The setting mechanism on the early Millionaires used a series of horizontal sliders. Although simple and direct in operation, the slider mechanism was rather tedious to set accurately. Later machines with a keyboard setting mechanism offered quick and accurate setting, but with a considerable increase in complexity. This page describes both arrangements.
The slider mechanism.
The slider mechanism is built on a 2.5mm brass panel that measures 205 x 133mm. The sliders are 20mm apart, and move through 9 steps of 7.5mm (the same as the cross-shaft and rack spacings). The sliders are held in the set position by flat detent springs which engage with grooves cut into the underside of the plate.
The brass selector forks straddle the cross-shaft pinion in two directions, holding the selector arm vertical and allowing the pinion to be moved into engagement with any of the ten racks.
The numeral wheels along the front of the plate provide a straight-line readout of the slider setting. Each wheel is driven by a perforated steel band which loops between a toothed pulley at the front and an idler at the rear of the panel. The band is only 0.1mm thick, and is attached to the upper end of the selector arm.
The completed slider setting mechanism weighs 1.3kg.
The keyboard assembly uses the same panel space and mounting points as the slider mechanism. The body of the keyboard measures 187 x 133 x 25mm, and sits above the level of the top panels of the machine.
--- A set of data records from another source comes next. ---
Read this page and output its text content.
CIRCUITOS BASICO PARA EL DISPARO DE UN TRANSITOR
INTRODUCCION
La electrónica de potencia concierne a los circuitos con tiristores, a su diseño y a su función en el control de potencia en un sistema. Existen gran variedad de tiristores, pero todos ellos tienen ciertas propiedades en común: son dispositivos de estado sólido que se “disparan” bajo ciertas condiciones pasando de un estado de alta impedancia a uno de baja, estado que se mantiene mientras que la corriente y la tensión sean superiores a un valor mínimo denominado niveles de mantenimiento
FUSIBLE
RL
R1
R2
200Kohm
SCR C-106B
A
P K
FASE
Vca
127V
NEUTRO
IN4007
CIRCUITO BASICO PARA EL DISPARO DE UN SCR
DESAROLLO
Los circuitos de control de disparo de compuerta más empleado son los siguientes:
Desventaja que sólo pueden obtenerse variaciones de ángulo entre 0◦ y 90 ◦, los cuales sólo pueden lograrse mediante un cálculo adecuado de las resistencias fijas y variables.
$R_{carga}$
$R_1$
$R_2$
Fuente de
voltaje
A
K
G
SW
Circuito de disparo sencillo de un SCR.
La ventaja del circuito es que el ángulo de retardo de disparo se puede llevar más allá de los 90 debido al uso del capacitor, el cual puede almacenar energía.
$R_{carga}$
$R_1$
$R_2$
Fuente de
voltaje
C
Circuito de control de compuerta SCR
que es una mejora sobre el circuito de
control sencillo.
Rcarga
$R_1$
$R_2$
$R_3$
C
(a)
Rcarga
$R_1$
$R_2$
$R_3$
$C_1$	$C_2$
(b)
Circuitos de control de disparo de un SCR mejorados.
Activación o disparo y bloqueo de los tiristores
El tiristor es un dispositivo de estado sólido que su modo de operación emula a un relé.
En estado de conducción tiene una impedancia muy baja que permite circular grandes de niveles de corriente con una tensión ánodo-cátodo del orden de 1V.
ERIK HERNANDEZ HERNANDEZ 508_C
The 8 key columns are still on 20mm centres, but the keys within each column are spread out to 13mm centres to occupy all of the space available. The keys are numbered from back to front to correspond with the layout of the racks. There are no zero keys, but a clearing button at the front of each column performs the same function. There is a larger master clearing button at the front left-hand side. The motorised control mechanism can lock and clear the keyboard via two internal controls mounted under the left-hand end.
The completed keyboard assembly weighs 2.33kg, not including the selector mechanism (described below).
The keyboard is built up in stages on two C-section channels at the front and rear. The top and bottom plates are separate strips of 2.5mm brass, mostly 20 x 133mm. There are thin brass cover plates on the ends and back of the assembly.
The identical brass keystems measure 46 x 6 x 2mm. Moulded and filled buttons are attached with screws at the tops, with steel pins to drive the selector mechanism rivetted to the bottoms.
The keystems are set into rectangular slots in the top and bottom plates, and pass through the ramped slots in the clearing bars behind. The clearing bars are milled from 5mm square-section steel, and are held forward by flat leaf springs behind the rear C-channel. The projection on the right-hand side of the keystem catches under the clearing bar to hold the key down.
The master clearing control operates a rocking bar inside the rear C-channel to operate all the clearing bars simultaneously. The master clear can be set to operate automatically at the end of each machine cycle (eg, during addition) by a control on the multiplier lever panel.
The keyboard is locked during the machine cycle by a sliding bar inside the front C-channel (not visible). The bar blocks the movement of the clearing bars, and so prevents the keys moving up or down.
The selector forks.
The selector forks transfer the movements of the keystems to the cross-shaft pinions below.
The five fork assemblies (all different) are cut away and overlapped along a 5mm steel shaft.
The forks engage with the cross-shaft pinions from alternate sides.
The selector forks installed.
The selector shafts are supported on two brass bearing plates. The front plate is attached to the two central pillars, while the rear plate is mounted on the rear cross-shaft bearing plate.
The tops of the selector assemblies are level with the tops of the central pillars and the under-side of the top cover plates.
The keyboard installed.
The keyboard mechanism mounts on the four main pillars at the centre rear of the machine.
The tabs on the tops of the selectors are restrained between the keystems and a strip of 2.5mm brass on the underside of the keyboard, so as to prevent the selector forks rotating on their shafts and becoming disengaged from the pinions.
With no keys pressed, the tabs are held securely between the pins on the adjacent keystems, with the pinions centred in the gaps between the corresponding racks.
When a key is pressed (eg key 4 as shown), the pin will press down on the ramp below. The selector will travel 3.5mm to engage the pinion with the corresponding rack. When the key is released, the pin will act on the upper ramp to pull the selector back to its home position.
Note that the energy to restore the selector comes only from the light spring on the keystem. Friction on the selector or pinion shafts may lead to problems with sticking keys.
The rear selector is slightly different because there are no zero keys. The back of the selector assembly is cut away (see the "Selector fork" illustration above) and is normally hard against the rear mounting plate. The selector can only move forward to engage with Rack 1. The zero rack is still present, but does not engage with the pinions on the key-set machine.
The keyboard from underneath.
This underneath view shows the keystems set into the individual plates of 2.5mm brass, which are screwed and dowelled onto the front and rear channels.
The brass strips rivetted to the plates provide the lateral restraint for the selector assemblies, as described above.
The pin at the top left operates the keyboard locking mechanism inside the front channel. A similar control in the rear channel operates the master clearing mechanism.